La estaba despidiendo. Rosamund volvió a hacer una reverencia y, retrocediendo, salió de la habitación, seguida por Annie, que observaba todo en silencio. La reina tenía ochenta damas de compañía. Había siete condesas entre ellas. Las esposas de los condes de Suffolk, Oxford, Surrey, Essex, Shrewsbury, Derby y Salisbury, además de lady Guilford, madre de dos de los compañeros de torneos del rey. La reina tenía treinta doncellas de honor y, entre ellas, había algunos de los nombres más ilustres de Inglaterra, además de María de Salinas y su hermana Inés, que presentó a Rosamund. Las damas de la reina estuvieron agradables, pero no hubo mucha calidez en su recibimiento, y Rosamund volvió a sentirse fuera de lugar.
– No les hagas caso -dijo, en voz baja, Inés de Salinas. Sus ojos castaños eran comprensivos y solidarios-. Todas están demasiado interesadas en sí mismas y, cuando no se encuentran en presencia de la reina, pasan el tiempo comparando su pedigrí. Disfrutan creyéndose superiores a las demás.
– Yo no soy superior a nadie -dijo Rosamund, como al pasar.
Inés rió.
– En realidad, tu presencia es como un acicate para sus conciencias. La reina no ha sido remisa en contarles que tú fuiste su protectora desde tu finca perdida en el medio de Cumbria. Les contó que, con frecuencia, tu bondad hizo para ella la diferencia entre la pobreza y la más absoluta miseria. Se sienten culpables porque cualquiera de ellas podría haberla ayudado, pero tenían tanto miedo de no hacer lo correcto, de ofender al viejo rey, de avergonzar a sus familias, que ignoraron a mi pobre señora y la dejaron abandonada a sus tribulaciones.

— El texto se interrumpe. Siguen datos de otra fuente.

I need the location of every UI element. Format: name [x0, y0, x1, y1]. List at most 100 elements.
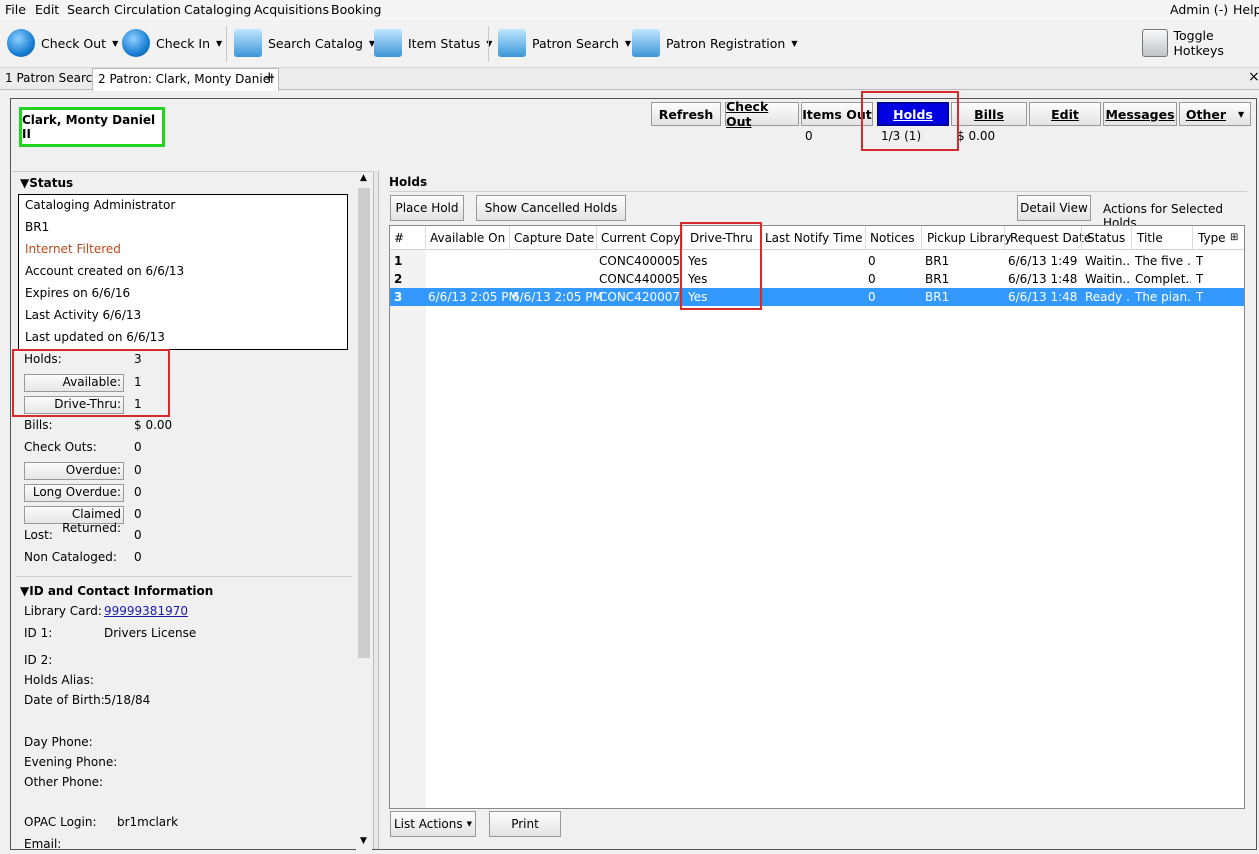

– Pero estabas tú, Rosamund Bolton. A ti no te importó lo que pudieran decir o pensar. Tú hiciste lo que podías para ayudar a mi señora, porque era lo correcto y porque creías en ella. Hiciste lo que cualquier buena cristiana haría. Ellas, estas superiores damas inglesas, no lo hicieron. Van a evitarte e ignorarte, aunque algunas puede que sean bondadosas; pero otras te hablarán groseramente cuando piensen que la reina no las oye. No te dejes descorazonar.
– Sé que este no es mi lugar. Vine porque la reina me lo ordenó ¡Gracias a Dios que tengo a mi primo!
– ¿Sir Thomas Bolton? -Inés volvió a reír-. Es tan divertido. Claro que hay quien dice cosas procaces sobre él.
– Se dice mucho, estoy segura, pero, ¿qué han probado contra mi primo? Nada. La Corte rebosa de chismes. Lo recuerdo bien de mi juventud, cuando la princesa Margarita sabía todo lo que se decía y qué parte era verdad. No se puede evitar oír, pero no es necesario, luego de oír, creer.
– Eres la inglesa más práctica que he conocido.
– Eso es porque soy una mujer del campo y no una gran dama.
Rosamund fue presentada por Inés a las otras damas de la reina. La gran mayoría apenas la miró. Una muchacha dijo:
– Ah, sí, la pastora del norte. -Algunas de las más jóvenes rieron, mezquinas, pero, entonces, lady Percy dijo:
– Solo alguien muy ignorante insultaría a la dama de Friarsgate, que es amiga de la reina, señora Blount. Es la viuda de sir Owein Meredith, y heredera por derecho propio, propietaria de tierras excelentes y hermosas en Cumbria. Y si su riqueza proviene de las ovejas, ¿por qué la desdeña por eso? Casi todas las riquezas en este país provienen de las ovejas, como puede informarle cualquier persona instruida. Sucede que también sé por intermedio de mi parienta, lady Neville, que Friarsgate cría unos caballos de guerra especialmente buenos. -Se dirigió a Rosamund-. Por favor, disculpe a la señora Blount, milady.